What is that? Exactly.

[kedaman]

An array of 3 different values, you could use char for instance.
each value represents a character and their value represents:
0 - Not used
1 - Used once
2 - Used twice or more

[Dillinger4]

Is there any way i can mimic this in Java?
I havent coded in C++ in ages.

[kedaman]

Of course, I know some Java, but I'm rusty on the string class, so you could make an array of char's instead. I probably will type something wrong but you'll know what I mean.

PHP Code:

char ttable[256] = new char[256]

int l = key.length();
for (int x = 0; x<l ; ++x; ){
     char matchingchar = key.charAt(x);
     if (ttable[matchingchar]<2) ++ttable[matchingchar];
}
for (x = 0; x<256 ; ++x; ){ char count += ttable[x] == 1;} 


[jim mcnamara]

in C and skipping the ternary aspect, simply adding.

PHP Code:

void blah(char *ch)
{
    int arr[256];
    char tmp[256];
    int j = 0;
    int i = 0;
    for (i = 0;i < 256;i++) { arr[i] = 0; }
    for (i=0;i< (int) strlen(ch);i++)  { 
        ++arr[ ch[i] ];
    }
    for (i=33;i<256;i++) { 
        if (arr[i] == 1) { tmp[j++] = i; } //33 to ignore sdpaces
    } 
    tmp[j] = '\0';  // make it a valid sz string

} 


[kedaman]

here again in Java

PHP Code:

int ttable[256] = new int[256]

int l = key.length();
for (int x = 0; x<l ; ++x; )
    ++ttable[key.charAt(x)];
for (x = 0; x<256 ; ++x; )
    char count += ttable[x] == 1; // note no conditional stuff here either 


but it depends what you count as "character" so i'll leave that

[Dillinger4]

Hey thanks guys for posting so code. Mabey you should start asking for some $$ for your help. Anyway..... kedaman the code that you posted, im not too sure if i understand.

Code:

        int ttable[256] = new int[256]

       int l = key.length();
       for (int x = 0; x<l ; ++x; )
            ++ttable[key.charAt(x)];
       for (x = 0; x<256 ; ++x; )
            char count  += ttable[x] == 1;

for instance ++ttable[key.charAt(x)]; you would be storing the whole string within the array. correct?

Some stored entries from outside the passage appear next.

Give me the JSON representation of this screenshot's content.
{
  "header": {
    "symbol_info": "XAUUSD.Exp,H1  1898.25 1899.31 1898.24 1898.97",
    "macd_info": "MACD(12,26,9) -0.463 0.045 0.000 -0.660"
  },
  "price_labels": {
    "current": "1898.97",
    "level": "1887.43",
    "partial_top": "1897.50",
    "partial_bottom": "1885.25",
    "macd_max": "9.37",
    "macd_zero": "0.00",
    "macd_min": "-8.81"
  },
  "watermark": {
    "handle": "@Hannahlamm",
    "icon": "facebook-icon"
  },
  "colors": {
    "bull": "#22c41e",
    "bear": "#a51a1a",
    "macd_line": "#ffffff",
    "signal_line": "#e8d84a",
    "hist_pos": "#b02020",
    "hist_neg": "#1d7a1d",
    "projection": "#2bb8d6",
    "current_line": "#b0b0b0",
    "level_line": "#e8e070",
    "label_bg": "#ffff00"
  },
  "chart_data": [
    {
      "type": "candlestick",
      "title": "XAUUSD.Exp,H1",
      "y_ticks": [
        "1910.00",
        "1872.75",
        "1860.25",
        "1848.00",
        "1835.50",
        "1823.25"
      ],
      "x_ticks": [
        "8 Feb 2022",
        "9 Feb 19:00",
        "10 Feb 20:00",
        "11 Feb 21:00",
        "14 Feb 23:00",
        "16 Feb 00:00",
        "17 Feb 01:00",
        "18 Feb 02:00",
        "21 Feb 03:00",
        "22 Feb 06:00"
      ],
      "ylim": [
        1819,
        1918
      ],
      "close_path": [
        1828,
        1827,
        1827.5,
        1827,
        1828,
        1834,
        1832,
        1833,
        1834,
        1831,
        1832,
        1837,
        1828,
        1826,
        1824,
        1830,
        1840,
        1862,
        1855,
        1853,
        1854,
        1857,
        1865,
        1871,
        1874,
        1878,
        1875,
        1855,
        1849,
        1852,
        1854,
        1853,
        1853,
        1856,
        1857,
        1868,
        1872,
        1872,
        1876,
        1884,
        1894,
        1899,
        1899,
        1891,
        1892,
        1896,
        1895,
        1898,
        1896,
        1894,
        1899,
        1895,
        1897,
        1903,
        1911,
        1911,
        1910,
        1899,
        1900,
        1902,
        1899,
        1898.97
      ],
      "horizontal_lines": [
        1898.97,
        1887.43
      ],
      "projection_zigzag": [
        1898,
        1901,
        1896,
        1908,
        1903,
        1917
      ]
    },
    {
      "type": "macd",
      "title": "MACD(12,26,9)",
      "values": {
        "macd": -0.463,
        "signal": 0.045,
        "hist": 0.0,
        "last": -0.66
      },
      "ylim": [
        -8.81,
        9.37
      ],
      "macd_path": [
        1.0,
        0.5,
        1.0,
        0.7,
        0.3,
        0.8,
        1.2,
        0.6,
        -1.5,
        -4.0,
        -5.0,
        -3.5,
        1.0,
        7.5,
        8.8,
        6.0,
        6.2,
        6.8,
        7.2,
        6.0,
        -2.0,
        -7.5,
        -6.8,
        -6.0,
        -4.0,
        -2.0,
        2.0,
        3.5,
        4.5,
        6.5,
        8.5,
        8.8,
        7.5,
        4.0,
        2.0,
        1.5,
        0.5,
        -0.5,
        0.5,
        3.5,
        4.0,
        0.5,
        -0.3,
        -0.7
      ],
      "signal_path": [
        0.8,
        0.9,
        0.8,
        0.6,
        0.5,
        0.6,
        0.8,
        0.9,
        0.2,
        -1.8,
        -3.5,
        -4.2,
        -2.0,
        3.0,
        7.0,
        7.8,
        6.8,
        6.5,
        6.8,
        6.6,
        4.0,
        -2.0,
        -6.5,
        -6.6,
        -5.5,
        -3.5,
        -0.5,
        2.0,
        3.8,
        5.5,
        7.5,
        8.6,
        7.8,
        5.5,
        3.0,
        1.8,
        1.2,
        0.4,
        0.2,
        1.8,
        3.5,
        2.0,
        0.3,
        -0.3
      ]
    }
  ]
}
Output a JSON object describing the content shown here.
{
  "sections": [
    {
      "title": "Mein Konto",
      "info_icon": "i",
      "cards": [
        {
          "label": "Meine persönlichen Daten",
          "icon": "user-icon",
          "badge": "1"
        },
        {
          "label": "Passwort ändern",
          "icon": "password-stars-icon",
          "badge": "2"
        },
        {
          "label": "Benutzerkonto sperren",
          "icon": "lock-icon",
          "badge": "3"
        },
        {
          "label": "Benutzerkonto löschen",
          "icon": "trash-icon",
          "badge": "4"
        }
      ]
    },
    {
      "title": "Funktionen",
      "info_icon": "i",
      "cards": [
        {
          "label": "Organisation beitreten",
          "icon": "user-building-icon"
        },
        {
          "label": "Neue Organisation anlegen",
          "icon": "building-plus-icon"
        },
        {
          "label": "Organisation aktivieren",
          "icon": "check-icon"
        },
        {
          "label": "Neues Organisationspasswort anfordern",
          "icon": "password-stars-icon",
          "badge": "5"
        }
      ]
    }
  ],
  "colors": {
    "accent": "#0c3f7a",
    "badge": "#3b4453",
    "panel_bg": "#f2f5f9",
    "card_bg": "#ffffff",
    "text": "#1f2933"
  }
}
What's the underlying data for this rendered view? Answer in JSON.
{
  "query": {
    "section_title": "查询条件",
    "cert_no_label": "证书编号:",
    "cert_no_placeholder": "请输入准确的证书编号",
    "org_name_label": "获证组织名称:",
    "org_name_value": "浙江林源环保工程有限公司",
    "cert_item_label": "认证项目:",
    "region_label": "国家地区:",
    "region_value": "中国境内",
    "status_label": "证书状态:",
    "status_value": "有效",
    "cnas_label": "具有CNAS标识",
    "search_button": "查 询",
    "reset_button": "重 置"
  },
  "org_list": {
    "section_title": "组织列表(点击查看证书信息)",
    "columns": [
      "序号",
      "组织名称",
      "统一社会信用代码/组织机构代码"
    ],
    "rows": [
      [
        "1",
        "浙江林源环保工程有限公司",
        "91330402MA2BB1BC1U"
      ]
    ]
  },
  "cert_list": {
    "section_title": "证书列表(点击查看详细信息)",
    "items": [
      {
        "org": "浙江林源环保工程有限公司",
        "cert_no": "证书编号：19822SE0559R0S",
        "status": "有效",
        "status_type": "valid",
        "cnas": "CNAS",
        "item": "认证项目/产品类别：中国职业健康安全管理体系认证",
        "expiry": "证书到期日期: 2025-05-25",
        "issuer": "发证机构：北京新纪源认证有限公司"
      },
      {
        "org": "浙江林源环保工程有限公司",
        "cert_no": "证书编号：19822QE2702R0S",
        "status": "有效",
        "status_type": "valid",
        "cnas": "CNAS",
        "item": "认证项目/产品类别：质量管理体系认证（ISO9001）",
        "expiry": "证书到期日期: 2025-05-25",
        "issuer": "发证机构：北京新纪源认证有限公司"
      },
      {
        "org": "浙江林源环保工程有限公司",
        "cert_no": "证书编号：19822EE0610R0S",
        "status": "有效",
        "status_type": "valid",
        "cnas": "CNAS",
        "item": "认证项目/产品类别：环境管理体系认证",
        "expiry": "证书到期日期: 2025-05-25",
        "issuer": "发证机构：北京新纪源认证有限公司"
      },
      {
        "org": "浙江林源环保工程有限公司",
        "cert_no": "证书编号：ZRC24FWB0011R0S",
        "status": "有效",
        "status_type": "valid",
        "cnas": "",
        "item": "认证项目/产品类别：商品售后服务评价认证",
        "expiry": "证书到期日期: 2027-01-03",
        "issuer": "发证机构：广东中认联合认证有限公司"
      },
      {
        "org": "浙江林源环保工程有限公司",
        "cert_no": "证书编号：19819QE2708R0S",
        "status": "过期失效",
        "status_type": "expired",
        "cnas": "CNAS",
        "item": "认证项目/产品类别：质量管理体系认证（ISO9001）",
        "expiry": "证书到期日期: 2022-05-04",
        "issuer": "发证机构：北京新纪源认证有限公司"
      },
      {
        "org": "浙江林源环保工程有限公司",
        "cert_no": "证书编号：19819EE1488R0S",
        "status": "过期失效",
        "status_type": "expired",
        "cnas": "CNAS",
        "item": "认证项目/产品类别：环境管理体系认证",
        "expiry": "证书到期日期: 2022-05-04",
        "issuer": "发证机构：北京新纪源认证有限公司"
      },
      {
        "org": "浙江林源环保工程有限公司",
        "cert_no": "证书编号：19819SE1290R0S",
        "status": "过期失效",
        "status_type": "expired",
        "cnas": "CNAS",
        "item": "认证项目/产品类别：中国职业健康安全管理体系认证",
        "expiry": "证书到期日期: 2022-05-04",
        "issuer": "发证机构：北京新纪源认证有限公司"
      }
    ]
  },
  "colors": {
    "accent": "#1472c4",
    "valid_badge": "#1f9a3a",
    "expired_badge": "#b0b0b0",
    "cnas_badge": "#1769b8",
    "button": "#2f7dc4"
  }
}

and this line char count += ttable[x] == 1; why would we be testing a char to see if it is equal to the length of the string?

[kedaman]

No actually, from what I understood you want to count the amount of non duplicated characters, that is characters that are used only once. If that's not the case then you have to explain again.

++ttable[key.charAt(x)];

ttable is a table of all the characters from 0 to 255, each element specifying how many times it has been used. key.charAt(x) gets the current character and then that characters counter is incremented in the table.

char count += ttable[x] == 1;

here in this loop the count is incremented only when the current character count is 1, == returns 1 if the comparation is true otherways 0. see the logic? There's no need for conditional code

[Dillinger4]

So actually each time you encounter a character you are incrementing by 1. Ok now i see.